What I can say is that we have built it; the structure to deliver on the promises is already written in stone, reinforced by the blockchain. Most importantly, the functionality works and offers unique and unrivalled benefits to tenants and, very soon, to buyers as well. With even more agent benefits to be announced in the near future, you would think I would be saying things like ‘it’s a no brainer’, but my agency experience tells me a few things. Will agents leave Rightmove and OnTheMarket to flock over in droves? Unlikely, to say the least. Will the low-cost monthly subscription be the incentive? Absolutely not! If OpenBrix can get agents leads for their properties, then yes. Have we got a plan in place to get such leads? Yes!
So, why did I join OpenBrix? I joined because I could see exactly how the company could genuinely deliver on all of its promises. We have already delivered the structure of providing a public community-run property portal. Tick. We have already ensured that the low cost is controlled by the voters. Tick. We have already ensured that the democratisation of the platform is a fact that is built-in and cannot be altered by OpenBrix. Tick. We have already designed the end-user benefits to be slick, relevant, and wanted. Tick. What’s more, we have plans to tick off plenty more boxes in the near future!

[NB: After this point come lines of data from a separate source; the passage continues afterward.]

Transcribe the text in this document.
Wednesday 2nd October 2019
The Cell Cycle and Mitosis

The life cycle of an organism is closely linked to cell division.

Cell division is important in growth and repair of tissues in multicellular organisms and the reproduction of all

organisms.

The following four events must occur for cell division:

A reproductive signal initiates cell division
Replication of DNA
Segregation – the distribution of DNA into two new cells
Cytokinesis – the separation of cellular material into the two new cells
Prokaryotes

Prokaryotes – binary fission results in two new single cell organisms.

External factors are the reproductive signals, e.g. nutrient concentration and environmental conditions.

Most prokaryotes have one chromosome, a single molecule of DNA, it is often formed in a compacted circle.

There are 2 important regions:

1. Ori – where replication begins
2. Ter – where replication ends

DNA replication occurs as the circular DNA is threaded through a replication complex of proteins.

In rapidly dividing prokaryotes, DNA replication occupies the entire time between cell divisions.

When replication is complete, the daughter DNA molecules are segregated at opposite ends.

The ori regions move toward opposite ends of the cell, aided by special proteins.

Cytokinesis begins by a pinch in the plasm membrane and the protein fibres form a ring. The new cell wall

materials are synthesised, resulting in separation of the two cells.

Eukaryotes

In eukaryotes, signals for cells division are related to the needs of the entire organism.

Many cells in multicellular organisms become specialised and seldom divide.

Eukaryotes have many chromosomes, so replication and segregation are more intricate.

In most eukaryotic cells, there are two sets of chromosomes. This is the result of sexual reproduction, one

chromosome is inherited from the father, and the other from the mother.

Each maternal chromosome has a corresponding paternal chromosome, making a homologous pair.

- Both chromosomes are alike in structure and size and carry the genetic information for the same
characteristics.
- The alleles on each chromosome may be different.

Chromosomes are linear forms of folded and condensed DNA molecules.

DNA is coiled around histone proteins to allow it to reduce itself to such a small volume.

A CEO of a corporate agency explained his understanding of our concept the other day in a rather clever and unique way. He said it was like we had built the road network of the UK, and we would charge each vehicle owner a fixed low-cost toll charge or road tax to maintain the roads. If taxi firms, bus companies, carrier logistics firms, petrol stations, motorways services, or anyone else wish to use the network or offer other users their services… they all could.
I will never be so arrogant as to say that OpenBrix is the new Rightmove and that anyone who doubts us is misguided. However, we do want to be seen as the portal that is trying to solve a problem that has hurt agents for years, whilst at the same time providing a fantastic facility to advertise property. It all comes back to that value versus price argument. I know the pain that agents feel first-hand and I realised that they are being targeted from all sides. I am proud to assure the agent community that we have genuinely built the solution.
I love the fact that this is built for the community on a public run network. OpenBrix simply could not take control back from the community, even if we wanted to. I really hope agents realise the potential and see this as the way forward. However, only time will tell.
OpenBrix offers the ability to bring transparency, efficiency, and speed together with a level playing field to the property community under the control of that very same community for the first time ever. Does it work? Yes. Should agents take a leap of faith and join? That’s up to them. Will OpenBrix bring leads? Yes. Will OpenBrix be the new leading portal? One day, I can only hope. Maybe I will be hot on the heels of Ian Springett and be pushed out the door. The future is a strange and unpredictable place.
In the meantime, I would spare a thought for Ian Springett. He came up with a solution, but the goalposts were moved, and not necessarily by him. I guess we will never know exactly what happened. I can’t see OnTheMarket surviving long without something drastic happening, but that is just my opinion.